Lloyd Evans Lloyd Evans

PMQs sketch: what Tony Blair knew about being a toff, and what Nick Clegg doesn’t

Hattie Harman tried to crack Clegg today. The deputy prime minister, standing in for David Cameron, explained carefully that his boss was visiting, ‘Israel and the Occupied Palestinian territories.’ Not a title the Israeli Tourist board has got round to using.

Hattie wasn’t on her best form. She tried to draw Clegg as a hypocritical house-slave attempting to duck responsibility for his master’s actions. But she plodded through her jibes. Over-rehearsal had killed her hunger to perform. And Clegg met all her accusations with a simple ploy. Blame Labour. It worked every time. On the bedroom tax Clegg had the support of the figures. A million and a half are on housing waiting lists. The same number are in homes with spare rooms. Makes sense.

Clegg took the opportunity to unfurl his new repertoire of vitriolic slogans. He said that Hattie and her colleagues had ‘sucked up to the City’, ‘crashed the economy’, and ‘left the worst peacetime deficit in history’. Labour were ‘the party of Fred Goodwin.’

Hattie tried turning Clegg’s state-of-the-nation musings against him.

‘He may love Britain but Britain doesn’t love him.’

‘Punchline wasn’t worth waiting for,’ sniffed Clegg. Then he rattled through a checklist of Labour’s blunders and the Coalition’s remedies and a strange transformation took place. He began to sound like an old Tory bruiser returning to Downing Street after ousting three socialist administrations in a row.
‘As ever,’ he huffed, ‘we’re clearing up the mess her party left behind.’

Labour’s backbenchers used Clegg for a spot of target practice. One called him a lapdog. ‘At least we’re not the lapdogs of the bankers,’ he said.

Another accused him of ‘spineless, shameless capitulation to the Tories on the NHS’. Clegg countered that Labour had done ‘sweetheart deals’ with healthcare privateers.
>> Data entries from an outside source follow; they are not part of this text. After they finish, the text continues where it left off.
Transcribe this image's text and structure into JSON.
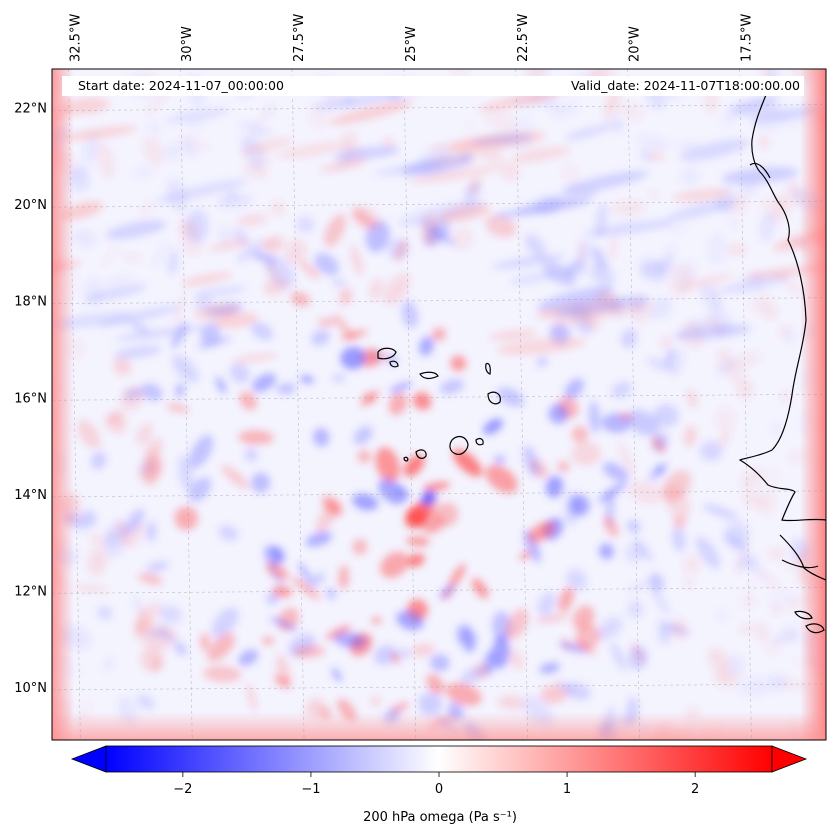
{
  "header": {
    "start_date": "Start date: 2024-11-07_00:00:00",
    "valid_date": "Valid_date: 2024-11-07T18:00:00.00"
  },
  "map": {
    "lon_range": [
      -33.0,
      -15.7
    ],
    "lat_range": [
      8.9,
      22.8
    ],
    "lon_ticks": [
      {
        "value": -32.5,
        "label": "32.5°W"
      },
      {
        "value": -30.0,
        "label": "30°W"
      },
      {
        "value": -27.5,
        "label": "27.5°W"
      },
      {
        "value": -25.0,
        "label": "25°W"
      },
      {
        "value": -22.5,
        "label": "22.5°W"
      },
      {
        "value": -20.0,
        "label": "20°W"
      },
      {
        "value": -17.5,
        "label": "17.5°W"
      }
    ],
    "lat_ticks": [
      {
        "value": 10,
        "label": "10°N"
      },
      {
        "value": 12,
        "label": "12°N"
      },
      {
        "value": 14,
        "label": "14°N"
      },
      {
        "value": 16,
        "label": "16°N"
      },
      {
        "value": 18,
        "label": "18°N"
      },
      {
        "value": 20,
        "label": "20°N"
      },
      {
        "value": 22,
        "label": "22°N"
      }
    ],
    "gridlines": true,
    "coastlines": [
      "Cape Verde islands",
      "West African coast"
    ]
  },
  "colorbar": {
    "label": "200 hPa omega (Pa s⁻¹)",
    "range": [
      -2.6,
      2.6
    ],
    "ticks": [
      {
        "value": -2,
        "label": "−2"
      },
      {
        "value": -1,
        "label": "−1"
      },
      {
        "value": 0,
        "label": "0"
      },
      {
        "value": 1,
        "label": "1"
      },
      {
        "value": 2,
        "label": "2"
      }
    ],
    "colormap": "bwr",
    "low_color": "#0000ff",
    "mid_color": "#ffffff",
    "high_color": "#ff0000",
    "extend": "both"
  }
}
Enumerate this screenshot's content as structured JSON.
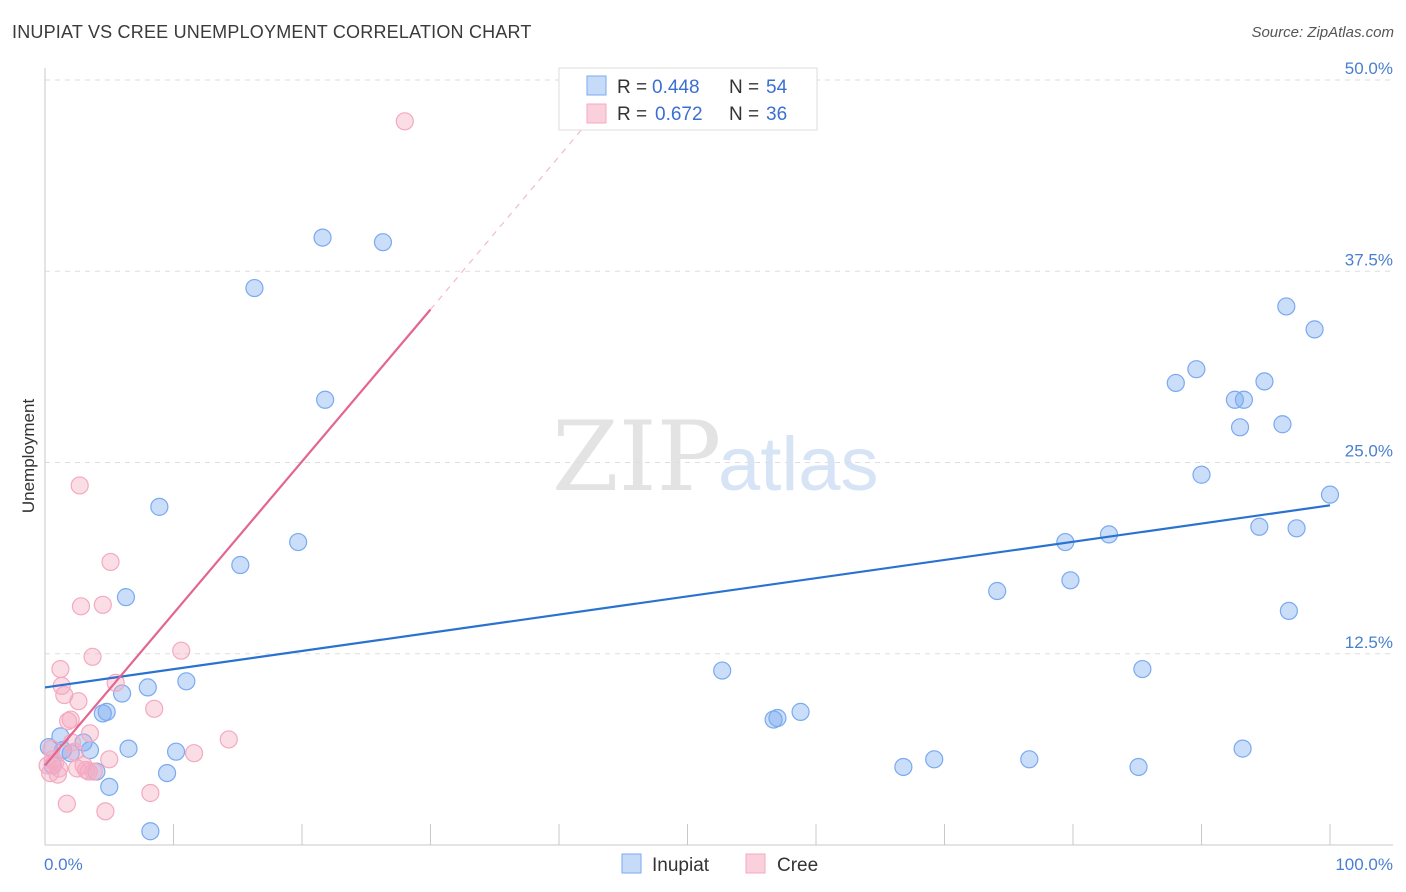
{
  "header": {
    "title": "INUPIAT VS CREE UNEMPLOYMENT CORRELATION CHART",
    "source": "Source: ZipAtlas.com"
  },
  "watermark": {
    "zip": "ZIP",
    "atlas": "atlas"
  },
  "chart_data": {
    "type": "scatter",
    "ylabel": "Unemployment",
    "xlim": [
      0,
      100
    ],
    "ylim": [
      0,
      50
    ],
    "x_tick_labels": [
      "0.0%",
      "100.0%"
    ],
    "y_ticks": [
      {
        "value": 12.5,
        "label": "12.5%"
      },
      {
        "value": 25.0,
        "label": "25.0%"
      },
      {
        "value": 37.5,
        "label": "37.5%"
      },
      {
        "value": 50.0,
        "label": "50.0%"
      }
    ],
    "grid": "horizontal-dashed",
    "legend_position": "top-center",
    "series": [
      {
        "name": "Inupiat",
        "color": "#7aaaf0",
        "line_color": "#2a72d0",
        "r_label": "R =",
        "r_value": "0.448",
        "n_label": "N =",
        "n_value": "54",
        "trend": {
          "x0": 0,
          "y0": 10.3,
          "x1": 100,
          "y1": 22.2
        },
        "points": [
          [
            0.3,
            6.4
          ],
          [
            0.6,
            5.2
          ],
          [
            1.2,
            7.1
          ],
          [
            1.4,
            6.2
          ],
          [
            2.0,
            6.0
          ],
          [
            3.0,
            6.7
          ],
          [
            3.5,
            6.2
          ],
          [
            4.0,
            4.8
          ],
          [
            5.0,
            3.8
          ],
          [
            4.5,
            8.6
          ],
          [
            4.8,
            8.7
          ],
          [
            6.0,
            9.9
          ],
          [
            6.3,
            16.2
          ],
          [
            6.5,
            6.3
          ],
          [
            8.0,
            10.3
          ],
          [
            8.2,
            0.9
          ],
          [
            8.9,
            22.1
          ],
          [
            9.5,
            4.7
          ],
          [
            10.2,
            6.1
          ],
          [
            11.0,
            10.7
          ],
          [
            15.2,
            18.3
          ],
          [
            16.3,
            36.4
          ],
          [
            19.7,
            19.8
          ],
          [
            21.6,
            39.7
          ],
          [
            21.8,
            29.1
          ],
          [
            26.3,
            39.4
          ],
          [
            52.7,
            11.4
          ],
          [
            56.7,
            8.2
          ],
          [
            57.0,
            8.3
          ],
          [
            58.8,
            8.7
          ],
          [
            66.8,
            5.1
          ],
          [
            69.2,
            5.6
          ],
          [
            74.1,
            16.6
          ],
          [
            76.6,
            5.6
          ],
          [
            79.4,
            19.8
          ],
          [
            79.8,
            17.3
          ],
          [
            82.8,
            20.3
          ],
          [
            85.1,
            5.1
          ],
          [
            85.4,
            11.5
          ],
          [
            88.0,
            30.2
          ],
          [
            89.6,
            31.1
          ],
          [
            90.0,
            24.2
          ],
          [
            92.6,
            29.1
          ],
          [
            93.0,
            27.3
          ],
          [
            93.3,
            29.1
          ],
          [
            94.5,
            20.8
          ],
          [
            94.9,
            30.3
          ],
          [
            96.3,
            27.5
          ],
          [
            96.6,
            35.2
          ],
          [
            96.8,
            15.3
          ],
          [
            97.4,
            20.7
          ],
          [
            98.8,
            33.7
          ],
          [
            100.0,
            22.9
          ],
          [
            93.2,
            6.3
          ]
        ]
      },
      {
        "name": "Cree",
        "color": "#f4a9c0",
        "line_color": "#e36590",
        "r_label": "R =",
        "r_value": "0.672",
        "n_label": "N =",
        "n_value": "36",
        "trend": {
          "x0": 0,
          "y0": 5.2,
          "x1": 30.0,
          "y1": 35.0
        },
        "trend_dashed": {
          "x0": 30.0,
          "y0": 35.0,
          "x1": 42.5,
          "y1": 47.5
        },
        "points": [
          [
            0.2,
            5.2
          ],
          [
            0.4,
            4.7
          ],
          [
            0.6,
            5.6
          ],
          [
            0.8,
            5.4
          ],
          [
            1.0,
            4.6
          ],
          [
            1.2,
            11.5
          ],
          [
            1.3,
            10.4
          ],
          [
            1.5,
            9.8
          ],
          [
            1.7,
            2.7
          ],
          [
            1.8,
            8.1
          ],
          [
            2.0,
            8.2
          ],
          [
            2.3,
            6.1
          ],
          [
            2.5,
            5.0
          ],
          [
            2.6,
            9.4
          ],
          [
            2.7,
            23.5
          ],
          [
            2.8,
            15.6
          ],
          [
            3.0,
            5.2
          ],
          [
            3.2,
            4.9
          ],
          [
            3.4,
            4.8
          ],
          [
            3.5,
            7.3
          ],
          [
            3.7,
            12.3
          ],
          [
            3.8,
            4.8
          ],
          [
            4.5,
            15.7
          ],
          [
            4.7,
            2.2
          ],
          [
            5.1,
            18.5
          ],
          [
            5.0,
            5.6
          ],
          [
            5.5,
            10.6
          ],
          [
            8.2,
            3.4
          ],
          [
            8.5,
            8.9
          ],
          [
            10.6,
            12.7
          ],
          [
            11.6,
            6.0
          ],
          [
            14.3,
            6.9
          ],
          [
            28.0,
            47.3
          ],
          [
            1.1,
            5.0
          ],
          [
            2.1,
            6.7
          ],
          [
            0.5,
            6.3
          ]
        ]
      }
    ]
  }
}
He caught it from the Conservatives too. Peter Bone called him an undemocratic Liberal Democrat for withdrawing his support for an EU referendum. Clegg performed a hand-brake turn and declared his full and consistent support for a referendum but only in circumstances where new powers are about to be ceded to Brussels. Some might call that cheating. He’d simply re-shaped the ‘in or out?’ issue into the ‘would you eat a dodo?’ question. It’ll never happen.

Clegg has an unflappable adroitness in the chamber, yet he still unites all sides against him. Is it the inherent duplicity of the LibDems? Is it his personal predicament as a Tory vassal claiming to oppose Tory policy? Or is it just the Blair tribute act? Certainly that brand of Savile Row populism looks out of date. And Clegg is much meaner than Blair ever was. He adores flinging his caustic little insults around and he repeats them with heartfelt relish. But the vituperative tone doesn’t sit well with the visuals. A suave, handsome toff who drips privilege from every pore needs a lighter touch and a more generous exterior. Blair knew that. It hasn’t occurred to Clegg.
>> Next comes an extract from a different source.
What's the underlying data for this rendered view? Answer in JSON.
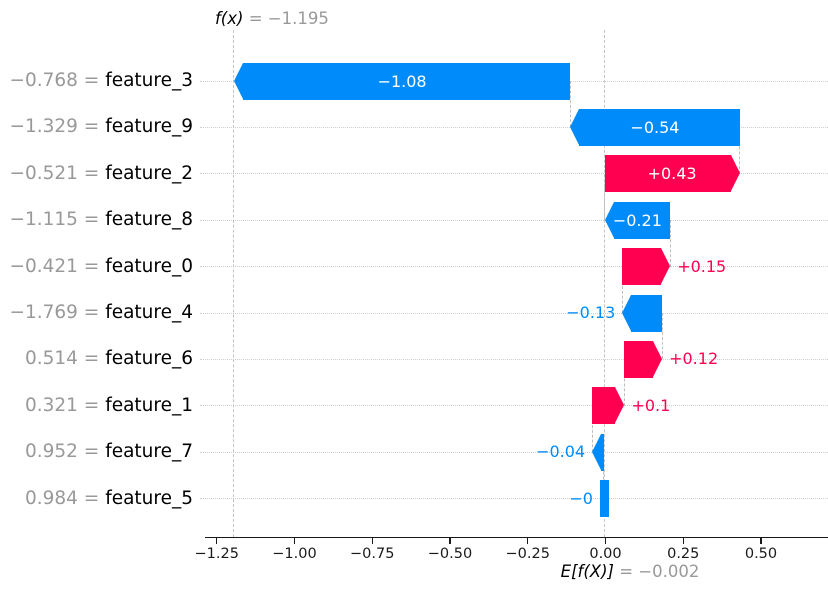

He has plenty of confidence and facility but he retains a toxic shiftiness. And he can’t project moral strength. Ask the crucial question – the Vichy question – and Clegg comes out as a collaborator. The kind who later claims to have been a double agent all along. And then stands for president.

His bust-up with Harman was particularly vicious today. And people are wondering if two such bitter foes could ever work together in cabinet.

Of course they could. And they do. Just ask Vince.